Ghost shrimp are short-lived, typically surviving 1 to 1.5 years. Their lifespan is often cut short by poor acclimation or being sold as "feeders." Providing stable water parameters and high-quality food can help them reach their maximum age in a home aquarium.

### Do ghost shrimp eat fish poop?

No, ghost shrimp do not eat fish waste. They are scavengers that eat leftover fish food, algae, biofilm, and decaying plant matter. You must still perform regular gravel vacuums and water changes to remove fish waste from the system.

### Can ghost shrimp live with bettas?

It depends on the betta's temperament. While many bettas ignore ghost shrimp due to their transparency, some aggressive bettas will hunt and eat them.
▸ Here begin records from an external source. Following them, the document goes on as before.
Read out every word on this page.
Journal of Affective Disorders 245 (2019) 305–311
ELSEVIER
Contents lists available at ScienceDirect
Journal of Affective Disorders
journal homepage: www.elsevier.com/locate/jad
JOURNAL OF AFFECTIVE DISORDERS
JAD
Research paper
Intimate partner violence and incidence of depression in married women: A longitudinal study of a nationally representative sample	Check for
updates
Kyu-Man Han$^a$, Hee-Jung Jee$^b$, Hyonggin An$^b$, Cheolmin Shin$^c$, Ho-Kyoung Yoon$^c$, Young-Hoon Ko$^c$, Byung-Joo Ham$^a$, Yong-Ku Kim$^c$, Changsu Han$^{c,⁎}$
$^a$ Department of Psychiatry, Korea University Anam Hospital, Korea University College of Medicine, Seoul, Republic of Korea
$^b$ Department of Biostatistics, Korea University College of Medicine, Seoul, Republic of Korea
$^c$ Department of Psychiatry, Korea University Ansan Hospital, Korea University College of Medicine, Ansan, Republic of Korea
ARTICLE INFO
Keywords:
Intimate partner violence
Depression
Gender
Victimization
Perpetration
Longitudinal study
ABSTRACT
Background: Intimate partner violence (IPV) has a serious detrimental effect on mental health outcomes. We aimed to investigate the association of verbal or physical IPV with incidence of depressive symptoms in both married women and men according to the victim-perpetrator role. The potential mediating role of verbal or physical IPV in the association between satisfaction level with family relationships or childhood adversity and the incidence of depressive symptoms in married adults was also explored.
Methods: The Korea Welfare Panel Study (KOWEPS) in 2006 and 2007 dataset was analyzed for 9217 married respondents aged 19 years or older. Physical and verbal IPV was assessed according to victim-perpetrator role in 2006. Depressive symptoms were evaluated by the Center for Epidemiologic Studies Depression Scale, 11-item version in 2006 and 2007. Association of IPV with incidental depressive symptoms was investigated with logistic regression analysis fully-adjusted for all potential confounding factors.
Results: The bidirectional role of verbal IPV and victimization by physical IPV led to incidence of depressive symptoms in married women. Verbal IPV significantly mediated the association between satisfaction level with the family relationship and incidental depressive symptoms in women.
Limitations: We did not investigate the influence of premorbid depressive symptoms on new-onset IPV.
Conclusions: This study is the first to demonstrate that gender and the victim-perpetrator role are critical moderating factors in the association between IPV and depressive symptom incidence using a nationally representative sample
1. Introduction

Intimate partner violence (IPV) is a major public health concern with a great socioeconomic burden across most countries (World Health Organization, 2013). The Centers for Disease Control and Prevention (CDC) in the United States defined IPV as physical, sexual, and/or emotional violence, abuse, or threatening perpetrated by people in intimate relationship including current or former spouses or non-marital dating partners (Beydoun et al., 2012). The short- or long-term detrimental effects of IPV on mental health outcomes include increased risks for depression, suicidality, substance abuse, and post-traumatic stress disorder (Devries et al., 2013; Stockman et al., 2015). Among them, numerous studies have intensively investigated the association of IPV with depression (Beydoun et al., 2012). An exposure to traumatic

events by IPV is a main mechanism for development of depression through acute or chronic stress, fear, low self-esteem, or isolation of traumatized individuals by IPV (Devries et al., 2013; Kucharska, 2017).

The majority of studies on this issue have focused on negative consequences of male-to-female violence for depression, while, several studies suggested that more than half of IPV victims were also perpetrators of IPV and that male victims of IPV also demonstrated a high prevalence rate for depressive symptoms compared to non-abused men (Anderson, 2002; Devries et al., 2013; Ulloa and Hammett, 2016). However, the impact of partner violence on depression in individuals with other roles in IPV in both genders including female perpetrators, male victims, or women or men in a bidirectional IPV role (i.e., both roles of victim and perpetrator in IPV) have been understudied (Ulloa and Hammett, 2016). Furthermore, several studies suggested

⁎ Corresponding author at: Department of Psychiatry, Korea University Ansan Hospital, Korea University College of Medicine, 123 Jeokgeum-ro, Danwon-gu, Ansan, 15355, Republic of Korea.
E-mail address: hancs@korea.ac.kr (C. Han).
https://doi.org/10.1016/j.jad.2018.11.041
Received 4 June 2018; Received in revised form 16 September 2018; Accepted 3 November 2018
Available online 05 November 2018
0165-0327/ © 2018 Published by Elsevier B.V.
Always provide plenty of hiding places like Java Moss if keeping them together.

### Why did my ghost shrimp turn white?

If a ghost shrimp turns a milky, opaque white, it is likely suffering from muscular necrosis or a failed molt. This is often terminal and contagious. Ensure your water has enough calcium and magnesium (GH) to support healthy shell growth.

### Are ghost shrimp aggressive?

True Palaemonetes paludosus are peaceful. However, they are often misidentified at pet stores and sold alongside "Whisker Shrimp," which look similar but have longer feelers and can be aggressive toward small fish and other shrimp.